Question

Find real \[\theta \] for which complex number \[\dfrac{{1 + i\cos \theta }}{{1 - 2i\cos \theta }}\] is purely real.

Answer 1

Hint: Here we rationalize the given complex number by multiplying both numerator and denominator with the conjugate of the denominator of the given complex number. Then using the fact that the complex number is purely real, we equate the imaginary part to zero which gives us the required value of \[\theta \].
* In a complex number \[z = x + iy\], the real part is x and the imaginary part is y.
* If \[z = x + iy\]is a complex number, then conjugate of this complex number is \[\overline z = x - iy\]
* The value of \[i = \sqrt { - 1} \]. On squaring both sides it gives \[{i^2} = - 1\].
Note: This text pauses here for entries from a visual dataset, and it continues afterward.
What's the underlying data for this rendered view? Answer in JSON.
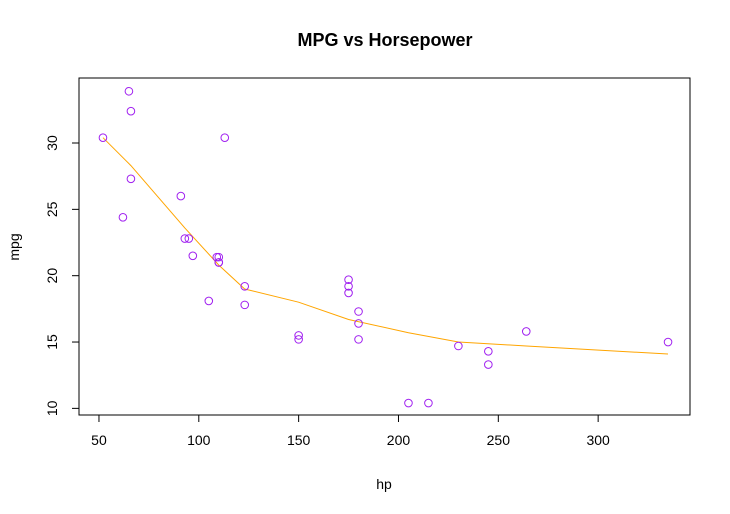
{
  "chart_data": {
    "type": "scatter",
    "title": "MPG vs Horsepower",
    "xlabel": "hp",
    "ylabel": "mpg",
    "xlim": [
      40,
      346
    ],
    "ylim": [
      9.5,
      34.9
    ],
    "xticks": [
      50,
      100,
      150,
      200,
      250,
      300
    ],
    "yticks": [
      10,
      15,
      20,
      25,
      30
    ],
    "colors": {
      "points": "#a020f0",
      "line": "#ffa500",
      "axis": "#000000"
    },
    "points": [
      {
        "x": 110,
        "y": 21.0
      },
      {
        "x": 110,
        "y": 21.0
      },
      {
        "x": 93,
        "y": 22.8
      },
      {
        "x": 110,
        "y": 21.4
      },
      {
        "x": 175,
        "y": 18.7
      },
      {
        "x": 105,
        "y": 18.1
      },
      {
        "x": 245,
        "y": 14.3
      },
      {
        "x": 62,
        "y": 24.4
      },
      {
        "x": 95,
        "y": 22.8
      },
      {
        "x": 123,
        "y": 19.2
      },
      {
        "x": 123,
        "y": 17.8
      },
      {
        "x": 180,
        "y": 16.4
      },
      {
        "x": 180,
        "y": 17.3
      },
      {
        "x": 180,
        "y": 15.2
      },
      {
        "x": 205,
        "y": 10.4
      },
      {
        "x": 215,
        "y": 10.4
      },
      {
        "x": 230,
        "y": 14.7
      },
      {
        "x": 66,
        "y": 32.4
      },
      {
        "x": 52,
        "y": 30.4
      },
      {
        "x": 65,
        "y": 33.9
      },
      {
        "x": 97,
        "y": 21.5
      },
      {
        "x": 150,
        "y": 15.5
      },
      {
        "x": 150,
        "y": 15.2
      },
      {
        "x": 245,
        "y": 13.3
      },
      {
        "x": 175,
        "y": 19.2
      },
      {
        "x": 66,
        "y": 27.3
      },
      {
        "x": 91,
        "y": 26.0
      },
      {
        "x": 113,
        "y": 30.4
      },
      {
        "x": 264,
        "y": 15.8
      },
      {
        "x": 175,
        "y": 19.7
      },
      {
        "x": 335,
        "y": 15.0
      },
      {
        "x": 109,
        "y": 21.4
      }
    ],
    "trend_line": [
      {
        "x": 52,
        "y": 30.4
      },
      {
        "x": 66,
        "y": 28.3
      },
      {
        "x": 93,
        "y": 23.6
      },
      {
        "x": 110,
        "y": 20.8
      },
      {
        "x": 123,
        "y": 19.0
      },
      {
        "x": 150,
        "y": 18.0
      },
      {
        "x": 175,
        "y": 16.7
      },
      {
        "x": 205,
        "y": 15.7
      },
      {
        "x": 230,
        "y": 15.0
      },
      {
        "x": 264,
        "y": 14.7
      },
      {
        "x": 335,
        "y": 14.1
      }
    ]
  }
}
Complete step-by-step answer:
We are given the complex number as \[\dfrac{{1 + i\cos \theta }}{{1 - 2i\cos \theta }}\] … (1)
We take the denominator of the complex number \[1 - 2i\cos \theta \].
Now we write the conjugate of the denominator.
\[\overline {1 - 2i\cos \theta } = 1 + 2i\cos \theta \]
Now we multiply the numerator and denominator of complex number in equation (1) by \[1 + 2i\cos \theta \]
\[ \Rightarrow \dfrac{{1 + i\cos \theta }}{{1 - 2i\cos \theta }} \times \dfrac{{1 + 2i\cos \theta }}{{1 + 2i\cos \theta }}\]
\[ \Rightarrow \dfrac{{(1 + i\cos \theta ) \times (1 + 2i\cos \theta )}}{{(1 - 2i\cos \theta ) \times (1 + 2i\cos \theta )}}\]
Use the formula \[(a + b)(a - b) = {a^2} - {b^2}\] in the denominator.
\[ \Rightarrow \dfrac{{1 \times (1 + 2i\cos \theta ) + i\cos \theta \times (1 + 2i\cos \theta )}}{{{{(1)}^2} - {{(2i\cos \theta )}^2}}}\]
\[ \Rightarrow \dfrac{{1 + 2i\cos \theta + i\cos \theta + 2{i^2}{{\cos }^2}\theta }}{{1 - 4{i^2}{{\cos }^2}\theta }}\]
Substitute the value of \[{i^2} = - 1\] in both numerator and denominator
\[ \Rightarrow \dfrac{{1 + 2i\cos \theta + i\cos \theta + 2( - 1){{\cos }^2}\theta }}{{1 - 4( - 1){{\cos }^2}\theta }}\]
\[ \Rightarrow \dfrac{{1 + 3i\cos \theta - 2{{\cos }^2}\theta }}{{1 + 4{{\cos }^2}\theta }}\]
Combine and write the real part and imaginary part separately.
\[ \Rightarrow \dfrac{{(1 - 2{{\cos }^2}\theta ) + 3i\cos \theta }}{{1 + 4{{\cos }^2}\theta }}\]
\[ \Rightarrow \dfrac{{1 - 2{{\cos }^2}\theta }}{{1 + 4{{\cos }^2}\theta }} + i\dfrac{{3\cos \theta }}{{1 + 4{{\cos }^2}\theta }}\]
Comparing the complex number with the general complex number \[z = x + iy\], where x is real part and y is imaginary part.
Here real part is \[\dfrac{{1 - 2{{\cos }^2}\theta }}{{1 + 4{{\cos }^2}\theta }}\] and imaginary part is \[\dfrac{{3\cos \theta }}{{1 + 4{{\cos }^2}\theta }}\]
For the complex number to be purely real, the imaginary part has to be zero.
\[ \Rightarrow \dfrac{{3\cos \theta }}{{1 + 4{{\cos }^2}\theta }} = 0\]
Cross multiply the terms in the denominator of LHS to RHS of the equation.
\[ \Rightarrow 3\cos \theta = 0\]
Divide both sides of the equation by 3
\[ \Rightarrow \dfrac{{3\cos \theta }}{3} = \dfrac{0}{3}\]
Cancel the same terms from numerator and denominator.
\[ \Rightarrow \cos \theta = 0\]
We know \[\cos {90^ \circ } = 0\], therefore, substitute the value in RHS
\[ \Rightarrow \cos \theta = \cos {90^ \circ }\]
Comparing the angles on both sides we get
\[\theta = {90^ \circ }\].

Note: Students many times make mistakes when they try to separate the given complex number without even rationalizing it which is wrong, because a standard form of complex number does not have i in its denominator. Also, some students write the value of the imaginary part with ‘i’ along it which should be taken care of, as the imaginary part is the value except i.